Top candidates Emmanuel Macron and Marine Le Pen both improved their vote shares on Sunday night over their previous 2017 performances, and the pair will face off again in 13 days’ time to decide who will be the next President of France.

While Sunday’s first-round vote for the Presidential election saw the lowest turnout in 20 years with over 25 per cent of registered French deciding to stay at home, the leading candidates all increased their vote shares at the expense of minor parties.
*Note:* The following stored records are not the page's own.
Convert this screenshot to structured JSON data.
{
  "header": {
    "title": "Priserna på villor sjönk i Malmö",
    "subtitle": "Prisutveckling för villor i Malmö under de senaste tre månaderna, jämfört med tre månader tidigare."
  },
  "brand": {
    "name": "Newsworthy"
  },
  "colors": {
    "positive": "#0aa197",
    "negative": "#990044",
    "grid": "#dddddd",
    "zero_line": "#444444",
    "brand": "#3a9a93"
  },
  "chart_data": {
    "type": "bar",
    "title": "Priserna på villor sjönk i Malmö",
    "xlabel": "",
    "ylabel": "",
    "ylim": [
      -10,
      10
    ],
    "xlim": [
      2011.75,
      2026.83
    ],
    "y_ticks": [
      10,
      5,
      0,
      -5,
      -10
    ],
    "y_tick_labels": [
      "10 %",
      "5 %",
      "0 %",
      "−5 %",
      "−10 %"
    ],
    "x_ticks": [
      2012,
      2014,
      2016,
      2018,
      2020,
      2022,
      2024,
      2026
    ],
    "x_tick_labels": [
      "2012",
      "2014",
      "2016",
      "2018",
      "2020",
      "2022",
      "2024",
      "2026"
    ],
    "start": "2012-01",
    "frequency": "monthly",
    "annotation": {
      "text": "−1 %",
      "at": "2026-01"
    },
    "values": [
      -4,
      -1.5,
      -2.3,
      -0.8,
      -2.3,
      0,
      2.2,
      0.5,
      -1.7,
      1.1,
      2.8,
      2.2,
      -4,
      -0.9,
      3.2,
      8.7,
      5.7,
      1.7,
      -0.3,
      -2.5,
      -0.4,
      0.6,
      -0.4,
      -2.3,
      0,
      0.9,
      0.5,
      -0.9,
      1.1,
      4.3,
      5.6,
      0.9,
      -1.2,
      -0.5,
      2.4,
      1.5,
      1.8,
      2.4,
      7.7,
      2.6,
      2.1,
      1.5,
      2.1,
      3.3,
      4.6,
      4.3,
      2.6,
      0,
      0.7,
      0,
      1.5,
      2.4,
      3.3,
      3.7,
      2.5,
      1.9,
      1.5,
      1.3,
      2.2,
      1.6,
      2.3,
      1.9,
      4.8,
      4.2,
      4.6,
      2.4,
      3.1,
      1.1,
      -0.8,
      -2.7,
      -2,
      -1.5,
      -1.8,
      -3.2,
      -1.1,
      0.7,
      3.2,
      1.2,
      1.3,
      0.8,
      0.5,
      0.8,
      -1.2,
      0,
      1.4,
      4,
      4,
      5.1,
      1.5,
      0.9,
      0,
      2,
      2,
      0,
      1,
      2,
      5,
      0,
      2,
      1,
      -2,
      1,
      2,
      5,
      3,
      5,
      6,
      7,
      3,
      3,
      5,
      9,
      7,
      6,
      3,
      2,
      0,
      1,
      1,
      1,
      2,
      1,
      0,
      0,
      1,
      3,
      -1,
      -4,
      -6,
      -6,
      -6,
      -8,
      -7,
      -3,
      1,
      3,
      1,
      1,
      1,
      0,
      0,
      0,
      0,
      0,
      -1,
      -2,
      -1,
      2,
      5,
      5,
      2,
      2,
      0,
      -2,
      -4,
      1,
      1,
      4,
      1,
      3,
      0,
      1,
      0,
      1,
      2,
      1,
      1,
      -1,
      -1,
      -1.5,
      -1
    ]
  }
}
With 97 per cent of the vote counted per the French interior ministry, globalist-centralist, former socialist party cabinet minister Emmanuel Macron took 27.6 per cent in the first round (2017: 24%), national-populist conservative Marine Le Pen took 23.4 per cent (2017: 21.3%), and hard-left Jean-Luc Melenchon 21.9 per cent (2017: 19.5%).
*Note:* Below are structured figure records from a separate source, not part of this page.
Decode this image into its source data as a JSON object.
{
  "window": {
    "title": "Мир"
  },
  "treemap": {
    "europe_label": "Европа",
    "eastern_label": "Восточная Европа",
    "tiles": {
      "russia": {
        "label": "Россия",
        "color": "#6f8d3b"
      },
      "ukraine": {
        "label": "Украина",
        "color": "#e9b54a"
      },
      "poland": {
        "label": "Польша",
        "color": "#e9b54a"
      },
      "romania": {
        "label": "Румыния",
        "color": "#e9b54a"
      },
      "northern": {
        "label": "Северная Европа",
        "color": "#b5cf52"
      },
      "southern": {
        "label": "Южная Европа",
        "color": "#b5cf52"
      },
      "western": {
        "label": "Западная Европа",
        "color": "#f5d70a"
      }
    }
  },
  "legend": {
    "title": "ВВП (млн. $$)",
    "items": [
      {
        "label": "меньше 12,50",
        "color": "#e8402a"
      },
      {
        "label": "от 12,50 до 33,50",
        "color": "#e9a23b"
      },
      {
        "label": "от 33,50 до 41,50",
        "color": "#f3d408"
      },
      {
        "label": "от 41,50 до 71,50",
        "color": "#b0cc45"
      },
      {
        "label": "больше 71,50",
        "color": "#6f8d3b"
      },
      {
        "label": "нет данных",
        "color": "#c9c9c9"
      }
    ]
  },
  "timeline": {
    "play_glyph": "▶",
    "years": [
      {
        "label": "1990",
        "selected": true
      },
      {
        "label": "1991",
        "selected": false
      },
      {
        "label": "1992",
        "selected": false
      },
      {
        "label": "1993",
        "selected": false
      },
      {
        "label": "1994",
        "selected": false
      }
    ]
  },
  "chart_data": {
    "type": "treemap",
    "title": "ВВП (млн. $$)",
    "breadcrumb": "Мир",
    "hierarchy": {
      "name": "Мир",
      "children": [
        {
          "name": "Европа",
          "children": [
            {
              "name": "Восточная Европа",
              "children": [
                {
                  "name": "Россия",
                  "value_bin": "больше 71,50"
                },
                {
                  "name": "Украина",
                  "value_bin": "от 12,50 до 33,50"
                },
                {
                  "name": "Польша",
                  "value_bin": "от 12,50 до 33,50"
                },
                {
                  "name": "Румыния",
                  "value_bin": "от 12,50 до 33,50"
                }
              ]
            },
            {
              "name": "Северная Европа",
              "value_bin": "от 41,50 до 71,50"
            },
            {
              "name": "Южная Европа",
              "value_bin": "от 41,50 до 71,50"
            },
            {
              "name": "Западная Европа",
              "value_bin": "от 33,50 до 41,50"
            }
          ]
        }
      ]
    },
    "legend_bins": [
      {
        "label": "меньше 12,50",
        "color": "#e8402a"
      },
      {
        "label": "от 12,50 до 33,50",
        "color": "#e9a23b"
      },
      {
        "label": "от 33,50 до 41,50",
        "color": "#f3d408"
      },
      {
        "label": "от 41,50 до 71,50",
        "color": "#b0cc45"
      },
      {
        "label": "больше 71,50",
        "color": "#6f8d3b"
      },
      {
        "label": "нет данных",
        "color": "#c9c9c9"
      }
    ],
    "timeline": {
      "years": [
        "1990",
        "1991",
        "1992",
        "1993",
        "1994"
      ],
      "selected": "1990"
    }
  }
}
All candidates except the top two from this round are now knocked out, and a  head-to-head will take place next, in two weeks. Legacy establishment parties performed particularly poorly, with former giants of the establishment like The Republicans (Presidents De Gaulle 1965, Chirac 1995, Sarkozy 2007) getting just 4.8 per cent, and the Socialists (Presidents Mitterand 1981, Hollande 2012) a humiliating 1.7 per cent.

The result means the next round of the Presidential election on Sunday, April 24th will be a direct re-run of the 2017 election, with Macron facing off against Le Pen entering the contest in first and second places respectively from the previous round, just as last time. This is the first time since the 1974-1981 elections the French people have had the same choice between two leaders for President in two votes in a row.

Normally failing opposition candidates tend to fall by the wayside, but in Le Pen’s case, she has increased her vote share in every election. Sunday’s result was the highest first-round result for her party ever.

As is often the case with a populist challenger, Le Pen faces an uphill struggle to gain enough votes to push out Macron in less than two weeks’ time. As seen with other such votes — like Brexit in the United Kingdom and the Trump election in the United States — foreign leaders intervene to tell voters how they should think in order to please the international community, and domestically otherwise logical allegiances can be torn up to prevent a candidate or outcome that means fundamental change at all costs.

Such moves are already afoot with this election: as Reuters reports, the foreign minister of French EU neighbour Luxembourg has already expressed his concern at a Le Pen victory and told the French how they must vote. Speaking before an EU meeting, he is reported to have said: “I am very worried, I hope that we won’t get Le Pen as French president… It would not only be a break away from the core values of the EU, it would totally change its course. The French need to prevent this.”

To unseat incumbent Emmanuel Macron Le Pen now needs to build a broader coalition of voters, an anti-Macron alliance.

Some of these new alliances have already been called. Right-wing political pundit, writer, and now-ex presidential candidate Eric Zemmour, who at seven per cent polled a distant fourth place of 12 candidates, has already vowed his support for Le Pen in the second round. As reported by Le Figaro, Zemmour ally and spokesman Marion Marechal — who is Marine Le Pen’s niece and former political allysaid the call to their voters to now throw their weight behind Le Pen was unambiguous.

Some have gone the other way, however. The leader of the establishment-right Republicans Valerie Pecresse — who on face value might otherwise be considered to have a slight interest in getting left-globalist Emmanuel Macron out of office — called on her voters to vote for the former socialist cabinet minister for president again in two weeks, rather than support the populist-right Le Pen.

As reported by Breitbart London on Sunday, Pecresse said although she had “strong disagreement” with the Macron government, nevertheless, she would be voting for him “in order to stop Marine Le Pen.”

It may be the case that the call for conservatives to vote left will be cancelled out anyway, as Pecresse’s five per cent support to lend comes in a little under Zemmour’s seven.

While Le Pen clearly faces a considerable battle to take the Presidency, Macron faces his own challenges. The French system appears to work against two-term presidents, with just two having won back-to-back elections in the history of the Fifth Republic (founded 1958), the last being conservative Jacques Chirac from 1995 to 2007.

Compared to some Western election systems, the French presidential has several features that, superficially at the least, give it the impression of being well managed. As reported, acquiring electronic voting machines was blocked from 2008 onwards and the vast majority of ballots in France are paper, hand-counted votes. There are also no mail-in ballots, as the French realised early — in 1975 — that the system was open to fraud.

French voters also have to provide photographic identity documents in order to participate. Among the documents recognised are the passport, driving licence, veteran card, and hunting licence.